Comment nous documentons l’origine de chaque pièce
Un certificat qui indique « acier de récupération » ne dit rien. Le nôtre nomme la classe de machine, le lieu d’approvisionnement et l’état de la pièce avant que nous y touchions.

01Pourquoi un certificat générique ne vaut rien
« Acier de récupération » sur un certificat n’apprend à un acheteur rien que l’examen de l’objet ne lui dise déjà. Pour un objet dont la valeur repose sur le fait d’avoir eu une vie de travail, la documentation est la substance même de l’affirmation, et non une formalité — retirez l’histoire et il ne reste qu’une forme métallique lourde. Cette asymétrie crée une tentation évidente de broder, et la catégorie ne manque pas d’histoires inventées. La parade consiste à énoncer précisément ce que l’on sait, précisément comment on le sait, et précisément où s’arrête la connaissance.
02Constat d’état avant la première coupe
Chaque composant est photographié, mesuré et évalué avant tout travail, car la préparation détruit les preuves. Le constat consigne les dimensions, la masse, le dessin et la profondeur de l’usure, le type de corrosion et sa localisation, les fissures éventuelles aux points de fixation, et la classe de matériau établie par essai de dureté. Les pièces d’usure fatiguées se fissurent plus souvent qu’on ne le croit, et une fissure doit être trouvée avant que la pièce soit sollicitée structurellement, pas après. Si un élément échoue à cette inspection, il est écarté, et il n’existe pas de second exemplaire identique sur lequel se rabattre.
Si nous ne pouvons pas en apporter la preuve, cela ne figure pas sur le certificat.
03Ce que contient réellement le certificat
Un identifiant propre à l’objet. Ses dimensions et sa masse finies. Le type de composant et sa fonction d’origine. La classe de la machine donneuse et la période de service approximative, chacune assortie de la base sur laquelle elle a été déterminée — géométrie et détails de fixation pour la classe, profondeur d’usure et caractère de la corrosion pour la période. La classe de matériau et la spécification de finition. La date de fabrication et l’auteur. Une mention indiquant si l’objet est unique ou reproductible. Et des photographies de la pièce avant et après préparation.
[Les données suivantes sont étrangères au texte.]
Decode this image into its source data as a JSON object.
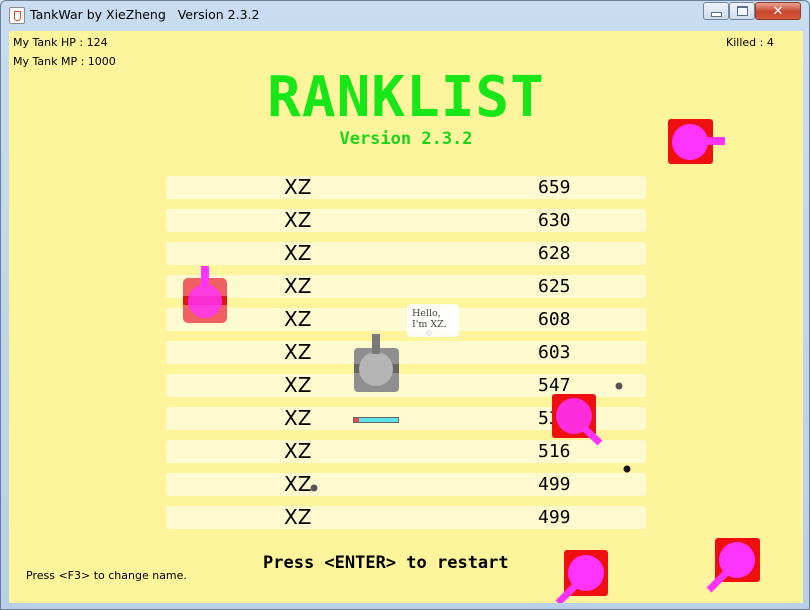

04Ce que nous n’affirmerons pas
Le numéro de série précis d’une machine est presque toujours irrécupérable, parce que les composants passent couramment d’une machine à l’autre au cours d’une vie de travail et que les plaques d’identification se trouvent sur le châssis, pas sur les pièces d’usure. Le chantier exact sur lequel la machine a travaillé n’est pas récupérable non plus, sauf si la pièce provient directement d’un exploitant identifié disposant d’archives — ce qui arrive parfois et est alors mentionné comme tel. Les dates de fabrication exactes sont généralement indisponibles. Tout certificat qui propose l’ensemble de ces éléments pour une pièce de récupération générique décrit un niveau de traçabilité que la filière de récupération ne permet pas.
05Pourquoi cela compte à la revente
La provenance n’est utile que si elle survit avec l’objet. Conservez la documentation là où un déménagement ne la fera pas disparaître, photographiez l’objet à son arrivée pour l’assurance, et consignez toute réparation ou reprise de finition avec sa date, car une future évaluation d’état dépend de ce que l’on sait de l’état d’origine et des interventions ultérieures. Si l’objet est un jour vendu, la documentation le suit. Un objet de ce type privé de son dossier perd l’essentiel de ce qui le distinguait, et ce dossier ne peut être reconstitué après coup par personne, nous compris.